ContentPanel panel = new ContentPanel(); Draggable d = new Draggable(panel, panel.getHeader()); Resizable r = new Resizable(panel); outerPanel.add(panel, ...);
ContentPanel panel = new ContentPanel(); panel.supportDraggable(new Draggable(...)); panel.supportResizable(new Resizable(...)); outerPanel.add(panel, ...);
ContentPanel panel = new ContentPanel(new Draggable(...), new Resizable(...)); outerPanel.add(panel, ...);
31 Dec 2011 9:49 AM #18
We're straying significantly from the discussion at hand, but there are a few reasons that will make things worse. First, you'll be multiplying the number of args required to create the thing - and you'll need to find some common interface all of these will adhere to, which may have the effect of just changing
ContentPanel panel = new ContentPanel(); Draggable d = new Draggable(panel, panel.getHeader()); new Draggable(panel, panel.getHeader()); new Resizable(panel, Dir.N, Dir.E, Dir.S, Dir.W);
ContentPanel panel = new ContentPanel(); //need to still specify the header is the actual draggable part //hypothetical Behavior interface would specify some way to indicate the compoent that gets the behavior panel.addBehavior(new Draggable(panel.getHeader())); panel.addBehavior(new Resizable(Dir.N, Dir.E, Dir.S, Dir.W);
We're far enough into GXT 3 that I don't think major modifications will be made at this time to how these are working, especially as Draggable and Resizable are mostly unchanged from 2.x (and 1.x I believe) - philosophical discussions of perfect APIs aside, they do the job more than adaquetly. Keep in mind that holding a reference to these can be very beneficial across the life of the object - both classes have a release() method to remove handlers and prevent the effect from continuing. Additionally, if one of these is attached to a detached ContentPanel (or any Widget), and the only reference to it are from the Resizable/Draggable, it will be garbarge collected, thanks to GWT's dom event listener bookkeeping occuring on detach.

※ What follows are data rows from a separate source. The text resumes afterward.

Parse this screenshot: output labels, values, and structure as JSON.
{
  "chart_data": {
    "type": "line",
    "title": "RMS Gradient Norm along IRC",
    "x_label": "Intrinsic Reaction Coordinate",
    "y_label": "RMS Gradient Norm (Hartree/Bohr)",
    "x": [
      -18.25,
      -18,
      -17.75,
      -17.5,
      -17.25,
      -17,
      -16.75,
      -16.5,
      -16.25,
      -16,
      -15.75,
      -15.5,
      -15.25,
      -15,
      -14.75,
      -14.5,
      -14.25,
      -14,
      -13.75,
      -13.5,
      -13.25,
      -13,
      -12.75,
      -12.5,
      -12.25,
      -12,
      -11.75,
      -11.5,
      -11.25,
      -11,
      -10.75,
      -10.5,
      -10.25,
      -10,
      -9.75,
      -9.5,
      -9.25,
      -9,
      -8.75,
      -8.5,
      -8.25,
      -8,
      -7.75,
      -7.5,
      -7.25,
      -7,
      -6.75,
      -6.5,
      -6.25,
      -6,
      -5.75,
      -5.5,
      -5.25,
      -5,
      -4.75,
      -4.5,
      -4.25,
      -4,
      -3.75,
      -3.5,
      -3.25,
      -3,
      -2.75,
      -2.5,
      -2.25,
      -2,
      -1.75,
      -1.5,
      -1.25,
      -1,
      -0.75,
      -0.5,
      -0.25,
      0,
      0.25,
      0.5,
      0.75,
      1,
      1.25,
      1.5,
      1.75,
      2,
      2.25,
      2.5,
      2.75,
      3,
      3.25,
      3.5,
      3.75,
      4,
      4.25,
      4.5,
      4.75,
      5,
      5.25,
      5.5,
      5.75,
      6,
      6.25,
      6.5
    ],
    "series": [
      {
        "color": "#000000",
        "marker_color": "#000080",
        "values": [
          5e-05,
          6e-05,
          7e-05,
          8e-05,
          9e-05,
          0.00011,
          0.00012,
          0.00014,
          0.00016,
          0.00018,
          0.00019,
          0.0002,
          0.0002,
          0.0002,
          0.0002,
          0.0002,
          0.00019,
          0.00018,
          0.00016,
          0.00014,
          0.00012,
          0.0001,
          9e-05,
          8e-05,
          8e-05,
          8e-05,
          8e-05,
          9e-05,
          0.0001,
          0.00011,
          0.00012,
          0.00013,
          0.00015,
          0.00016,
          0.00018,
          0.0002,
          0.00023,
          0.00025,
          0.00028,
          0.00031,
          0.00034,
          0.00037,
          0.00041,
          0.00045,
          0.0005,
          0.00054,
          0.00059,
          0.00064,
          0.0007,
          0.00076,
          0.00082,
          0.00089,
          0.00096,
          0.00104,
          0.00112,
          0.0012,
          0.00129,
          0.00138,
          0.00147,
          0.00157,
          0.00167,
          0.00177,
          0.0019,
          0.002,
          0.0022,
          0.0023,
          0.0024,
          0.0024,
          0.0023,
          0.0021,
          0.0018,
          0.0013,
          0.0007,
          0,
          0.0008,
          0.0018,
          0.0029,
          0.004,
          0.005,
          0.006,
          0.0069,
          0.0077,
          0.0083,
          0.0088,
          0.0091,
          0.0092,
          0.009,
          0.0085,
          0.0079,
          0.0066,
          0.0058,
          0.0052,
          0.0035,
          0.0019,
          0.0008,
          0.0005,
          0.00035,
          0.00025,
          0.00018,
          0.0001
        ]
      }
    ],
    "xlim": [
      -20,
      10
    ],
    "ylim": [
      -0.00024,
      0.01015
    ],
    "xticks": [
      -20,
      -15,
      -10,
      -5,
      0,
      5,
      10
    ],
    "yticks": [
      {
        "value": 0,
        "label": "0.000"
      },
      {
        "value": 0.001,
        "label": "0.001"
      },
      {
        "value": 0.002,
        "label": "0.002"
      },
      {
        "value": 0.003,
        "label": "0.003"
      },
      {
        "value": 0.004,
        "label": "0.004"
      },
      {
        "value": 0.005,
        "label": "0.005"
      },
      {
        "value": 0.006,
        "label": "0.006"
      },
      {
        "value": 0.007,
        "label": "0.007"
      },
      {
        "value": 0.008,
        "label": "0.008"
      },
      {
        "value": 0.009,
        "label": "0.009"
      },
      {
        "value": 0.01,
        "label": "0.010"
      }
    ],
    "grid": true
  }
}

That said, if you have a complete suggestion to how this can be built while still supporting all existing use cases, we'd be interested in discussing it. Feel free to join us on irc.freenode.net at #extgwt for more discussion.
31 Dec 2011 10:19 AM #19
I concur we are straying now from the topic but...
My point here is basically that the way things are now may work, like you say, but the problem is it's not intuitive from an API perspective. Now the things are completely decoupled and that can have some advantages but it requires deep knowledge of the GXT library to know how to get things to work. Normally one expects to see methods on objects (or constructor params) that provide all the functionality one can do with an object. Furthermore there is a setResize() method on ContentPanel that does absolutely nothing (from what I can tell), so not knowing that a separate decoupled Resizable existed I switched to using a Window instead of ContentPanel because it in the the resizing worked as expected. How is one to know that resizing is completely decoupled? What other completely decoupled things am I missing? Again, for new folks using a library the natural thing to do is start with an object and look to its methods to know what it can and can't do, not browse for all completely decoupled objects and see if I can combine them somehow.
31 Dec 2011 11:01 AM #20
SimpleContainer.setResize/isResize should be used by doLayout, but this seems to not be called as normal due to how ContentPanel.onResize overrides things. I'll look into how that should behave. However, if you look at the setResize javadoc, it clearly has nothing to do with the user resizing and dragging:
True to resize the child widget to match the container size (defaults to true).